Crave / Sarah Kane
Les voix noires de l’amour sont impénétrables.
Sous leurs masques opaques les voix C,M,B,A, personnages
de CRAVE, incarnent le long poème vital de Sarah Kane. Une déchirure du langage
et des sentiments : « On
contrôle, on contrôle, on relâche et on contrôle ».
Antea Tomicic nomme et dirige les ombres, elle créé
et développe un langage visuel et physique qui prononce le texte, le libère d’interprétations
hasardeuses, étroites, conventionnelles.
Sur le sol quatre voix plantées, C,M,B,A quatre
corps d’ombres, quatre visages masqués.
Ne faisons pas tomber les masques. De cette
noirceur jaillissent les voix, les mots s’entendent, enfin il s’entend le
langage brisé de Kane c’est lui qui occupe toute la scène, lui qui joue, lui
qui bouge, lui qui nous prend par la gorge et les tripes.

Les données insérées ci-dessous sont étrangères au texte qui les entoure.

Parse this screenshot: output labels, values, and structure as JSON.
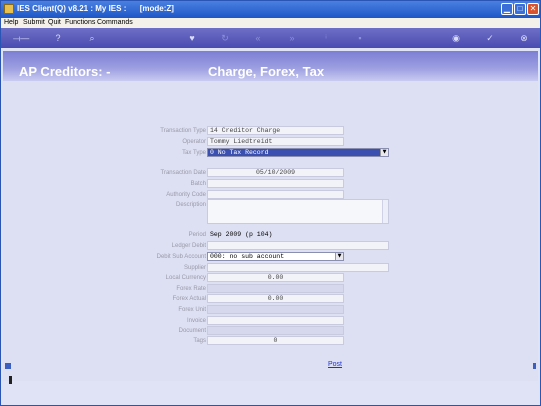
{
  "window": {
    "title": "IES Client(Q) v8.21 : My IES :      [mode:Z]"
  },
  "menu": [
    "Help",
    "Submit",
    "Quit",
    "Functions",
    "Commands"
  ],
  "header": {
    "left_title": "AP Creditors: -",
    "right_title": "Charge, Forex, Tax"
  },
  "form": {
    "labels": {
      "transaction_type": "Transaction Type",
      "operator": "Operator",
      "tax_type": "Tax Type",
      "transaction_date": "Transaction Date",
      "batch": "Batch",
      "authority_code": "Authority Code",
      "description": "Description",
      "period": "Period",
      "ledger_debit": "Ledger Debit",
      "debit_sub_account": "Debit Sub Account",
      "supplier": "Supplier",
      "local_currency": "Local Currency",
      "forex_rate": "Forex Rate",
      "forex_actual": "Forex Actual",
      "forex_unit": "Forex Unit",
      "invoice": "Invoice",
      "document": "Document",
      "tags": "Tags"
    },
    "values": {
      "transaction_type": "14 Creditor Charge",
      "operator": "Tommy Liedtreidt",
      "tax_type": "0 No Tax Record",
      "transaction_date": "05/10/2009",
      "period": "Sep 2009 (p 104)",
      "debit_sub_account": "000: no sub account",
      "local_currency": "0.00",
      "forex_actual": "0.00",
      "tags": "0"
    }
  },
  "actions": {
    "post_label": "Post"
  },
  "colors": {
    "title_bar": "#1e56c8",
    "toolbar": "#4a4bb0",
    "header_band": "#8f91dc",
    "content_bg": "#dde0f3",
    "link": "#2233cc"
  },
  "icons": {
    "toolbar": [
      "exit-arrow-icon",
      "help-icon",
      "search-icon",
      "heart-icon",
      "refresh-icon",
      "rewind-icon",
      "fast-forward-icon",
      "info-icon",
      "save-icon",
      "globe-icon",
      "checkmark-icon",
      "close-icon"
    ]
  }
}
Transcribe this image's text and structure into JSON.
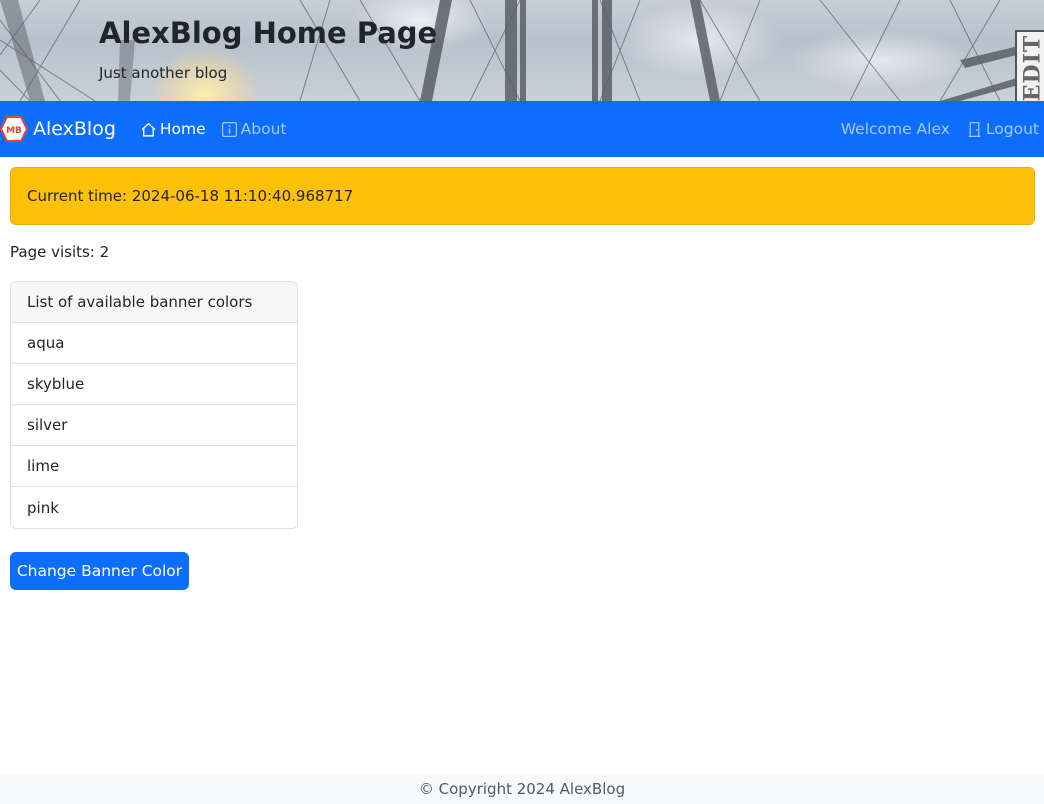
{
  "banner": {
    "title": "AlexBlog Home Page",
    "subtitle": "Just another blog",
    "edit_badge": "EDIT"
  },
  "navbar": {
    "background_color": "#0d6efd",
    "brand_logo_text": "MB",
    "brand": "AlexBlog",
    "links": [
      {
        "label": "Home",
        "icon": "house-icon",
        "active": true
      },
      {
        "label": "About",
        "icon": "info-square-icon",
        "active": false
      }
    ],
    "welcome": "Welcome Alex",
    "logout": {
      "label": "Logout",
      "icon": "door-icon"
    }
  },
  "alert": {
    "text": "Current time: 2024-06-18 11:10:40.968717",
    "color": "#ffc107"
  },
  "page_visits": "Page visits: 2",
  "banner_colors": {
    "header": "List of available banner colors",
    "items": [
      "aqua",
      "skyblue",
      "silver",
      "lime",
      "pink"
    ]
  },
  "change_button": "Change Banner Color",
  "footer": "© Copyright 2024 AlexBlog"
}
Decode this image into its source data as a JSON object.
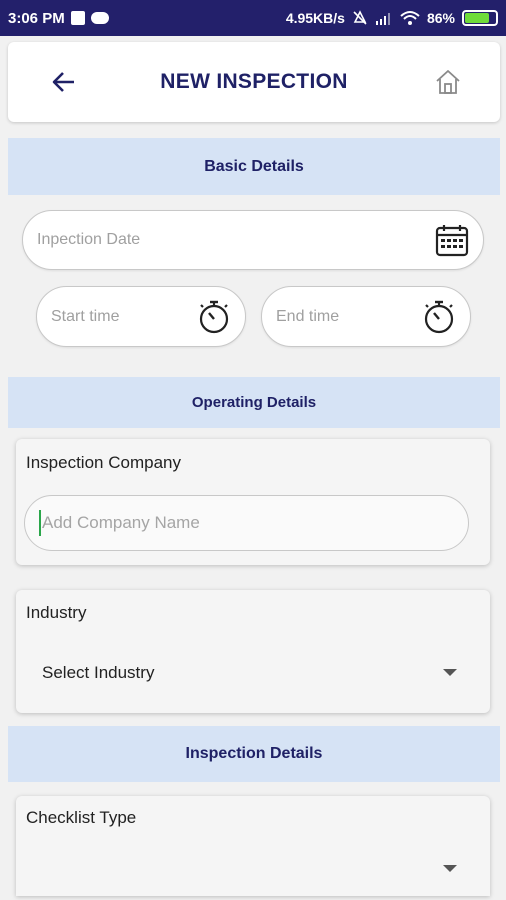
{
  "status_bar": {
    "time": "3:06 PM",
    "network_speed": "4.95KB/s",
    "battery": "86%"
  },
  "header": {
    "title": "NEW INSPECTION"
  },
  "sections": {
    "basic": "Basic Details",
    "operating": "Operating Details",
    "inspection": "Inspection Details"
  },
  "basic_details": {
    "inspection_date_placeholder": "Inpection Date",
    "start_time_placeholder": "Start time",
    "end_time_placeholder": "End time"
  },
  "operating_details": {
    "company_label": "Inspection Company",
    "company_placeholder": "Add Company Name",
    "industry_label": "Industry",
    "industry_selected": "Select Industry"
  },
  "inspection_details": {
    "checklist_label": "Checklist Type",
    "checklist_selected": ""
  },
  "colors": {
    "status_bar": "#23206b",
    "title": "#1f2166",
    "section_bg": "#d6e3f5",
    "battery_fill": "#6fdc3a",
    "cursor": "#2aa64a"
  },
  "icons": {
    "back": "arrow-left-icon",
    "home": "home-icon",
    "calendar": "calendar-icon",
    "stopwatch": "stopwatch-icon",
    "dropdown": "chevron-down-icon"
  }
}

Les voix masquées sonnent dans nos têtes en
proie aux voix dans ces moments de haute tension que sont
La rencontre
L’amour
Le désir
Les ruptures de soi
La haine
Les violences amoureuses sexuelles
relationnelles
Lorsque dans nos têtes les voix débattent se
débattent
La scène est ce ring où quatre boxeurs immobiles
s’uppercutent à coups de phrases hachées inachevées balancées
Derrière les masques tu dis quoi, tu dis qui ?
Derrière les masques
Les voies noires de l’amour sont impénétrables
Elles bavardent les silhouettes remettent les
pendules de l’amour et de la mort à l’heure
A l’heure de mourir il restera quoi, il reste
qui dans le face à face aux quatre coins de la scène quatre corps tentent de
survivre
Le masque aspire la peau la bouche la
respiration qui de bruit en sons en mots tombe sur nous aux quatre points
cardinaux de la carte du Tendre de Kane ses fragments du discours se répondent
d’un corps à l’autre d’une situation connue vers l’inconnu, dire, redire, « Qu’est-ce qu’on m’a fait ? Qu’est-ce
qu’on m’a fait ? Qu’est-ce qu’on m’a fait ? Qu’est-ce qu’on m’a fait ?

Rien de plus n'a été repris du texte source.